Tania's pov
Sudah satu bulan aku berada di tempat ini. Rasanya sepi. Aku bersyukur dia tidak melakukan kekerasan lagi padaku. Bahkan dia memperbolehkan aku berkeliling. Dia kembali seperti sediakala. Kembali seperti sahabatku. Masih bisakah aku memanggilmu dengan sebutan sahabat? Dapatkah aku dengan dia kembali berhubungan seperti dulu?

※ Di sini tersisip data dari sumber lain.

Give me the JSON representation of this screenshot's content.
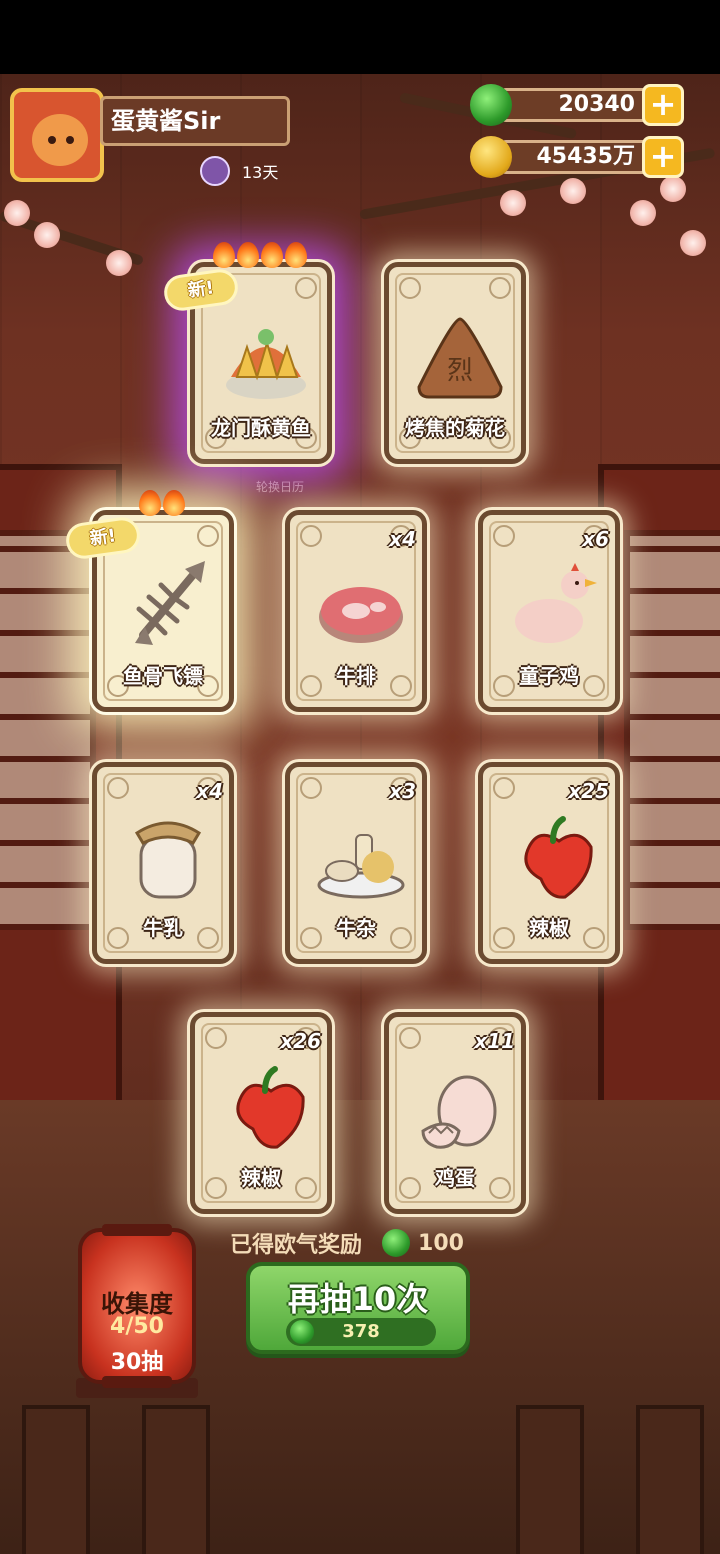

Walau dia sudah baik kepadaku, sudah tak menyiksaku lagi, namun aku tak mau berada di tempat ini terus. Lalu kesempatan itu datang. Kesempatan untukku meloloskan diri atau dapat disebut dengan kabur.
Malam itu, aku berhasil kabur. Namun, aku bingung harus kemana. Aku tak tau daerah sini. Lebih tepatnya aku tak tau di mana aku sekarang ini. Di sini hanya ada sebuah jalan beraspal yang di kelilingi dengan pohon-pohon yang tinggi. Aku sedikit takut. Namun aku harus tetap terus berjalan, jika aku tak mau tertangkap.

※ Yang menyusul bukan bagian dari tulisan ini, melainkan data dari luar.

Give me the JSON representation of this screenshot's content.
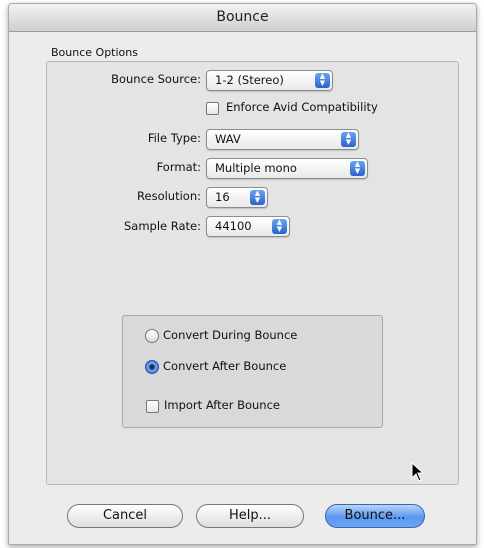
{
  "window": {
    "title": "Bounce"
  },
  "group": {
    "title": "Bounce Options"
  },
  "bounce_source": {
    "label": "Bounce Source:",
    "value": "1-2 (Stereo)"
  },
  "enforce_avid": {
    "label": "Enforce Avid Compatibility",
    "checked": false
  },
  "file_type": {
    "label": "File Type:",
    "value": "WAV"
  },
  "format": {
    "label": "Format:",
    "value": "Multiple mono"
  },
  "resolution": {
    "label": "Resolution:",
    "value": "16"
  },
  "sample_rate": {
    "label": "Sample Rate:",
    "value": "44100"
  },
  "conversion": {
    "options": [
      "Convert During Bounce",
      "Convert After Bounce"
    ],
    "selected": "Convert After Bounce"
  },
  "import_after": {
    "label": "Import After Bounce",
    "checked": false
  },
  "buttons": {
    "cancel": "Cancel",
    "help": "Help...",
    "bounce": "Bounce..."
  },
  "colors": {
    "accent": "#4f8ce8",
    "window_bg": "#ececec"
  },
  "icons": {
    "popup_arrows": "up-down-arrows-icon",
    "cursor": "mouse-pointer-icon"
  }
}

Aku terus menyusuri jalan beraspal ini. Tiba-tiba saja aku melihat cahaya dari sebelah kanan jalan. Lebih tepatnya di dalam pepohonan yang tinggi menjulang itu atau kusebut hutan ya? Entahlah. Aku pikir tak ada salahnya ke cahaya itu. Siapa tau aku bisa meminta bantuan di sana. Walau aku merasa takut juga, namun tak ada salahnya mencoba bukan? Lebih baik mati setelah berperang dari pada mati tak melakukan apa-apa. Saat aku berjalan menghampiri cahaya itu dan kini jarakku sudah semakin dekat. Sekarang aku mengetahui cahaya apa itu. Itu adalah sebuah rumah atau gubuk lebih tepatnya. Aku lanjutkan jalanku dan akhirnya sampai di depan pintu gubuk tersebut.

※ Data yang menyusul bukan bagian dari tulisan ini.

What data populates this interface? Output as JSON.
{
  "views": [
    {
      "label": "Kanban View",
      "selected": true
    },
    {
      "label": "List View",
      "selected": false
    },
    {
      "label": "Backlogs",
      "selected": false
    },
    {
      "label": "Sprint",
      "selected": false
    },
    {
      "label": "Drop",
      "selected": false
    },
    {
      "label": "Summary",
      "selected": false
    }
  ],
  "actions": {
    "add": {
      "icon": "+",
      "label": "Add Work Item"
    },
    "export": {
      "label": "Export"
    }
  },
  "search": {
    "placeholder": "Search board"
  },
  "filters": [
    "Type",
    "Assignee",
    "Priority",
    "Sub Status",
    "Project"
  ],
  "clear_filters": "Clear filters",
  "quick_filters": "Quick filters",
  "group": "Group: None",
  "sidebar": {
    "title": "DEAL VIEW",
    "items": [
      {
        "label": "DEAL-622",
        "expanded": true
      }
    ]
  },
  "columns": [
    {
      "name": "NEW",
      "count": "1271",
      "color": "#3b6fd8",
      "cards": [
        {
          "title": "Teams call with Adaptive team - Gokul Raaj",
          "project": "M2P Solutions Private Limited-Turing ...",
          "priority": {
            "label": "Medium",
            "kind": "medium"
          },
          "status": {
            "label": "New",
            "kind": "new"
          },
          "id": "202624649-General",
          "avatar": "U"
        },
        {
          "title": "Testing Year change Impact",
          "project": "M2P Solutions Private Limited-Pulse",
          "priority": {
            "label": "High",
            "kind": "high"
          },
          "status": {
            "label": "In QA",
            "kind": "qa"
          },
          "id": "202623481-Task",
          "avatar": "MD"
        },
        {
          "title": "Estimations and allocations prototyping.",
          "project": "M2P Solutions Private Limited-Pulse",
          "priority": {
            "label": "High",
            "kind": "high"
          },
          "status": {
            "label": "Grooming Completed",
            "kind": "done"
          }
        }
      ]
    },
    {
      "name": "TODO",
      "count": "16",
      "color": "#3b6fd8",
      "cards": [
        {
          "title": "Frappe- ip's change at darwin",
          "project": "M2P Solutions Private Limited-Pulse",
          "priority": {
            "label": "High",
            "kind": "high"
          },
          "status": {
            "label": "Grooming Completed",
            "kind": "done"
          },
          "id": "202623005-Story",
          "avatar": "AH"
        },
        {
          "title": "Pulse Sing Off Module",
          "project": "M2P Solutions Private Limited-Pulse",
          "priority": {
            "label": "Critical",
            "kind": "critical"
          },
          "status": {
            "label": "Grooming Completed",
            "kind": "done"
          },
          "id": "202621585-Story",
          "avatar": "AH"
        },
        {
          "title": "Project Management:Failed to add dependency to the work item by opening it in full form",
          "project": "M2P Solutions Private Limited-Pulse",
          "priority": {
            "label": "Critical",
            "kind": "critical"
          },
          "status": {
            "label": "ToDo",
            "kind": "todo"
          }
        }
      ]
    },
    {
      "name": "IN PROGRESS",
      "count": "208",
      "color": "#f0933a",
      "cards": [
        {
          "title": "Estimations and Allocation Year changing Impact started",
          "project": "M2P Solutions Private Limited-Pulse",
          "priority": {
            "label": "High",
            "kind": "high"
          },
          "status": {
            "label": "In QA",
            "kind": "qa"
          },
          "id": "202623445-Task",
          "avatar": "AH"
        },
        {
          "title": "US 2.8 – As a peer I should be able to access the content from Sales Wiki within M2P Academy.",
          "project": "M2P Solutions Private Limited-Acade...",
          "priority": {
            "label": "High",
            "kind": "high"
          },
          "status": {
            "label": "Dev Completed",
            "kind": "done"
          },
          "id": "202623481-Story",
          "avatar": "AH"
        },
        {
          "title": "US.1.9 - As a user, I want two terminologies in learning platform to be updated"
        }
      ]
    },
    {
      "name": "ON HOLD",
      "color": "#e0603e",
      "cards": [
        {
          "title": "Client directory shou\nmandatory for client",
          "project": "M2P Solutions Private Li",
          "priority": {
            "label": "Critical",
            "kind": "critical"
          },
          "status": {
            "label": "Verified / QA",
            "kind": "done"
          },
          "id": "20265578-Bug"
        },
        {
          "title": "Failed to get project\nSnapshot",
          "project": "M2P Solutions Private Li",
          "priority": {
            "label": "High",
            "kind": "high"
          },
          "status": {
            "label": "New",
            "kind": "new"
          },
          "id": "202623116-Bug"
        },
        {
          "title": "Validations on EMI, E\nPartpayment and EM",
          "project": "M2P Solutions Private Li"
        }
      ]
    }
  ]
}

Tok tok tok... Aku mengetuk pintu itu sambil berharap bahwa pemilik gubuk ini baik hati. Tak lama kemudia pintu tersebut terbuka secara perlahan. Aku dapat melihat seorang wanita paruh baya yang mungkin usianya sekitar 45 tahun.
"Ada yang bisa saya bantu, nona?" tanya wanita tersebut dengan senyuman di bibirnya.
"Bu, dapatkah ibu membantu saya?" tanyaku pada wanita tersebut.
"Jika saya bisa membantu, saya akan nembantu anda, nona" jawab wanita itu dengan tidak melepaskan senyumannya
"Bolehkan saya menginap di sini hingga matahari terbit?" tanyaku. Aku lihat wanita tersebut agak ragu.
"Saya... Saya janji, saya akan segera pergi dari tempat ini begitu matahari memancarkan sinarnya bu." tambahku
"Begini nona, saya mau saja mengzinkan anda untuk menginap. Namun, lihatlah ini gubuk. Nona yakin ingin menginap di sini?" tanya wanita itu..
"Ya, bu. Saya sangan membutuhkan tempat untuk beristirahat malam ini" jawabku
"Baiklah. Mari masuk, nona. Maaf jika berantakan." katanya
"Permisi. Wow, tempatmu sangat nyaman, bu." kataku
"Terima kasih, nona"
"Ah ya, panggil aku Tania saja."
"Baik lah Tania. Panggil aku Martha."
Kami pun malam itu menhobrol hingga larut. Martha bercerita bahwa dahulu tempat ini tak seperti hutan, melainkan seperti perkampungan yang layak dihuni dan ia sudah tinggal di sini saat ia berumur 25 tahun, saat itu ia baru saja menikah. Pada awalnya keluarga kecil Martha sangat bahagia. Memiliki suami yang sayang dan perhatian kepadanya dan juga memiliki satu orang anak perempuan. Namun, kebahagiannya tak berlangsung lama. Perkampungan dibantai dengan sadisnya oleh orang asing, entah apa motiv mereka. Tak terhitung lagi berapa jumlah warga yang mati, termasuk suami dan anak Martha. Aku ikut terpukul mendengar ceritanya. Namun ia berkata...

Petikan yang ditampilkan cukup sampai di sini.